Logging in directly to my machine (e.g., via TTY) works perfectly with the custom layout, but this is not the case when I SSH into it.

You expect the keyboard config on the server side to be applied when you log in via SSH. This is not how the things work.

SSH does not transmit any keyboard-related codes to be interpreted as such on the remote side. It transmits bytes. The only processing between sshd and the program running on the server (e.g. an interactive shell) is line discipline (in case of allocated TTY) or nothing (otherwise).

Everything related to the keyboard is done locally on the client side, the local config matters. Additionally the local terminal (or terminal emulator) may translate some keyboard input before it gets to the SSH client (and there is line discipline in between, mostly transparent though); and the client itself (or e.g. PuTTY which is an SSH client bundled with a terminal emulator) may do some translation. But once data gets to the remote side, it's not treated as keyboard input.

The server's keyboard config does not matter because you're not using any keyboard on the server.

In other words:

  • When you run a non-GUI program (like a shell) in a terminal (or in a terminal emulator with GUI), it gets input from the keyboard digested by several layers; the config in question is (or at least may be) one of the layers.

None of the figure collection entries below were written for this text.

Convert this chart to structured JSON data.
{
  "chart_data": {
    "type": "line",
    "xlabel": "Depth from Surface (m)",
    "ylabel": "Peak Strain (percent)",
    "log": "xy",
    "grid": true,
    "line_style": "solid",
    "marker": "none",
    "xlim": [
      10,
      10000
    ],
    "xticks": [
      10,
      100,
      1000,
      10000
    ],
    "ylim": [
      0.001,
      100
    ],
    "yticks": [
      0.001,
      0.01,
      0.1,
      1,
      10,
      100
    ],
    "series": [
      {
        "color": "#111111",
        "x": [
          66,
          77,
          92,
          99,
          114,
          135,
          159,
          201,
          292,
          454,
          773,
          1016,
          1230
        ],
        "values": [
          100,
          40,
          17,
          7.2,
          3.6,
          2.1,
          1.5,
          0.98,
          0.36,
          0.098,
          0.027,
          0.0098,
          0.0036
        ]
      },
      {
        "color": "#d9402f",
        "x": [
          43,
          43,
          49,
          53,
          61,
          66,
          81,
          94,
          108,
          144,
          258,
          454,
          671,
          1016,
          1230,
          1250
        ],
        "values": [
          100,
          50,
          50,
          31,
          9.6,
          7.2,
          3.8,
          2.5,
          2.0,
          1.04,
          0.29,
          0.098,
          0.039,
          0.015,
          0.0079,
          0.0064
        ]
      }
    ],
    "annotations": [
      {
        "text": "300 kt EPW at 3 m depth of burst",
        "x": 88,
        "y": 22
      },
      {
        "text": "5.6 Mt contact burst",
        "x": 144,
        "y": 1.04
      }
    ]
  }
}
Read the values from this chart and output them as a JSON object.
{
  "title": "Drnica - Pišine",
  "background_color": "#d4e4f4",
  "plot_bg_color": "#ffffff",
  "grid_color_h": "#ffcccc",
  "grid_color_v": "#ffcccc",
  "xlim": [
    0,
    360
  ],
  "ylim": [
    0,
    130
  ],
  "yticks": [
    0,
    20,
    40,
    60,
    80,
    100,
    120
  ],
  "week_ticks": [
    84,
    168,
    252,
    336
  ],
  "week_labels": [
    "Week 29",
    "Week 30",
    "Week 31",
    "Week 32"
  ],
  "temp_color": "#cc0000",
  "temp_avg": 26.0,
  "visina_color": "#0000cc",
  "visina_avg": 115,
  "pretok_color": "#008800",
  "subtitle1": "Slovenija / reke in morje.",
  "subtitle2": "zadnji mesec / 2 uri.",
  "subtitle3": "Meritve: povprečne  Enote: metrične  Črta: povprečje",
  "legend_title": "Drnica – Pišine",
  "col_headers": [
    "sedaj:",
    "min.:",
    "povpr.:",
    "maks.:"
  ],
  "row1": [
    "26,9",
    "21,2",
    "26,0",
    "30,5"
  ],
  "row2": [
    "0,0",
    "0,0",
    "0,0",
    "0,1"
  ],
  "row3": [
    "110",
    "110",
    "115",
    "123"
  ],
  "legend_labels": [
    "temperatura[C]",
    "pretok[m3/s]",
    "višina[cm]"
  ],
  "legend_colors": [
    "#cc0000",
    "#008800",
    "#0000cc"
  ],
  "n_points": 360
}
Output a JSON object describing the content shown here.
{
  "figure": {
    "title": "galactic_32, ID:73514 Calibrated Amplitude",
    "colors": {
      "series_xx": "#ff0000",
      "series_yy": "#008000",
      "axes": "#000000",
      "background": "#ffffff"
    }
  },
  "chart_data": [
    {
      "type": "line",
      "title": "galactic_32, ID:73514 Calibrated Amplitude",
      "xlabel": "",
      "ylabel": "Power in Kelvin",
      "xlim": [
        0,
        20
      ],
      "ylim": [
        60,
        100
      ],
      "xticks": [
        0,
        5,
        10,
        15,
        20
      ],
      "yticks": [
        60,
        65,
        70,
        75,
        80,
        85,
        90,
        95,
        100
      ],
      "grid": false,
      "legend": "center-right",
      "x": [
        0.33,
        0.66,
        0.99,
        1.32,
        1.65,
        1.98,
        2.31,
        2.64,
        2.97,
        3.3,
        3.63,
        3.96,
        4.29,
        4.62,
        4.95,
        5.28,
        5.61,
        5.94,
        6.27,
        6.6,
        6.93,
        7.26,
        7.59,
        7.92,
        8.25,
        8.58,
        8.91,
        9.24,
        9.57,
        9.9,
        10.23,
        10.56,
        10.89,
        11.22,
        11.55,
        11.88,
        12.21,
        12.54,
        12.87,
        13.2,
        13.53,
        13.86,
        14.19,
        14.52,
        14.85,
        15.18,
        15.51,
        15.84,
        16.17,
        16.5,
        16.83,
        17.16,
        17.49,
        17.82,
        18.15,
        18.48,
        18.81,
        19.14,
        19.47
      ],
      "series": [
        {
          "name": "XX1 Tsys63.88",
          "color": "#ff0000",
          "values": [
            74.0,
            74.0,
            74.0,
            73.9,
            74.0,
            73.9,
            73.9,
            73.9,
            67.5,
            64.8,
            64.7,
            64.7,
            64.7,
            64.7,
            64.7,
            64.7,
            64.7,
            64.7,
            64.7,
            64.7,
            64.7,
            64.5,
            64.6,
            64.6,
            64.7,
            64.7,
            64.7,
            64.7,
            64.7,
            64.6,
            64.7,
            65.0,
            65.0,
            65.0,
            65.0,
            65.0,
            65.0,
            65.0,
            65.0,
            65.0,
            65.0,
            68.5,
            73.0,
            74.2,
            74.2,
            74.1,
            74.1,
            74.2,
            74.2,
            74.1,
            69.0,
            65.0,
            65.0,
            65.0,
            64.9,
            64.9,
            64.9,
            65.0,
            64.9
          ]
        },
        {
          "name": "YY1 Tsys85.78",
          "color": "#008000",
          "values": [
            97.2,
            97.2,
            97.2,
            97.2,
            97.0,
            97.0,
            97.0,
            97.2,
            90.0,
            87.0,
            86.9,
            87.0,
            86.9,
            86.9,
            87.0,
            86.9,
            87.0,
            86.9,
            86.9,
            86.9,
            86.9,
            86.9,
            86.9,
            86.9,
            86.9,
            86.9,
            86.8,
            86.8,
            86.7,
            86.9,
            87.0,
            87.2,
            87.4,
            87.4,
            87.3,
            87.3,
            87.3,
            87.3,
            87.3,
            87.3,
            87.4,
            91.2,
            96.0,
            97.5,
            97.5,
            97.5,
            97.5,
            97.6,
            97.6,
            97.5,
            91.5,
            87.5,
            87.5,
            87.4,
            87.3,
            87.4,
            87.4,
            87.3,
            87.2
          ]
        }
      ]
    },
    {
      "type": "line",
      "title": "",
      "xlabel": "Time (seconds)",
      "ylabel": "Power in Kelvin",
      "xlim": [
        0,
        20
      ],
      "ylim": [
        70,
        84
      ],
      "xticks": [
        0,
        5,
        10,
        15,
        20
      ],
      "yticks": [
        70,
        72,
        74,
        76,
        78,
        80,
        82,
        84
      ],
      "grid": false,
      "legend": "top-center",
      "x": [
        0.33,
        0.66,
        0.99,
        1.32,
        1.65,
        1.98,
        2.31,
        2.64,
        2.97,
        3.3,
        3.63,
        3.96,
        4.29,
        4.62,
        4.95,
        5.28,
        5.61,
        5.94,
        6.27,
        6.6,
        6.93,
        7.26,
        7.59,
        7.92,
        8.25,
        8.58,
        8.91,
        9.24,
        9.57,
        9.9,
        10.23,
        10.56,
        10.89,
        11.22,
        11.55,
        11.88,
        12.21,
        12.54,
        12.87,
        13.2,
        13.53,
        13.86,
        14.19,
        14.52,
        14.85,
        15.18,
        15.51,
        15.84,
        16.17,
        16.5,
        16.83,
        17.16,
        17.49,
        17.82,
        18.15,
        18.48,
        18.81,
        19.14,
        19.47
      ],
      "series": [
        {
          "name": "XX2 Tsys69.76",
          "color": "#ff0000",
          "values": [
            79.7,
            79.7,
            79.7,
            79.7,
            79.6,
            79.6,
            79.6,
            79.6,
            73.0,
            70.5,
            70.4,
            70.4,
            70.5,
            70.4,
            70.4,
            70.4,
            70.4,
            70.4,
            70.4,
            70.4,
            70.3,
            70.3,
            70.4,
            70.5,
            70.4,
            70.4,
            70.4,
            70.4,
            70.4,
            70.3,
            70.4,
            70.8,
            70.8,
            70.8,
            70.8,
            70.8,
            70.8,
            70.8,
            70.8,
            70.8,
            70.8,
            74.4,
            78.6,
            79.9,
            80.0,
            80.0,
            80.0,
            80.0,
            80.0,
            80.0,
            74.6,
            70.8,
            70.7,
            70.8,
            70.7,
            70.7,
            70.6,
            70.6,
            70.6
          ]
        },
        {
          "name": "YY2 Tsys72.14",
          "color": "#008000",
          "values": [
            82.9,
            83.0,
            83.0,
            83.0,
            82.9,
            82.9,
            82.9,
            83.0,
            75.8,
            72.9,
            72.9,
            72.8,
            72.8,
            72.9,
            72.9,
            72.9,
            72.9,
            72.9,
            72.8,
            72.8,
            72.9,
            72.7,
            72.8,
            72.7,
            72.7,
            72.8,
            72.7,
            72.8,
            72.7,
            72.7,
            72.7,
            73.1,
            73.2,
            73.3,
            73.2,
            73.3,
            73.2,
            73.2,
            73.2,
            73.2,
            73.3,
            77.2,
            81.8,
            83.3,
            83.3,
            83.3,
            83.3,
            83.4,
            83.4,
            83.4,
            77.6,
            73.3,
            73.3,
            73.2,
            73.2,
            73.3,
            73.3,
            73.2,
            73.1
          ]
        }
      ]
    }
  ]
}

  • When you run a non-GUI program (like a shell) on a remote server via SSH, it gets input from your local SSH client with little (if TTY is allocated on the server side) to no modification (if no TTY). The input from the client is transmitted as a byte stream. See this answer of mine to see that even "signals" are transmitted this way.

    • But the local client program itself is a relay that gets its input locally from the local keyboard, so digested by several local layers. Some config similar to the config in question is (or at least may be) one of the layers, but this is a local config, client-side.

Solution: set a (or the) custom keyboard layout on the client side.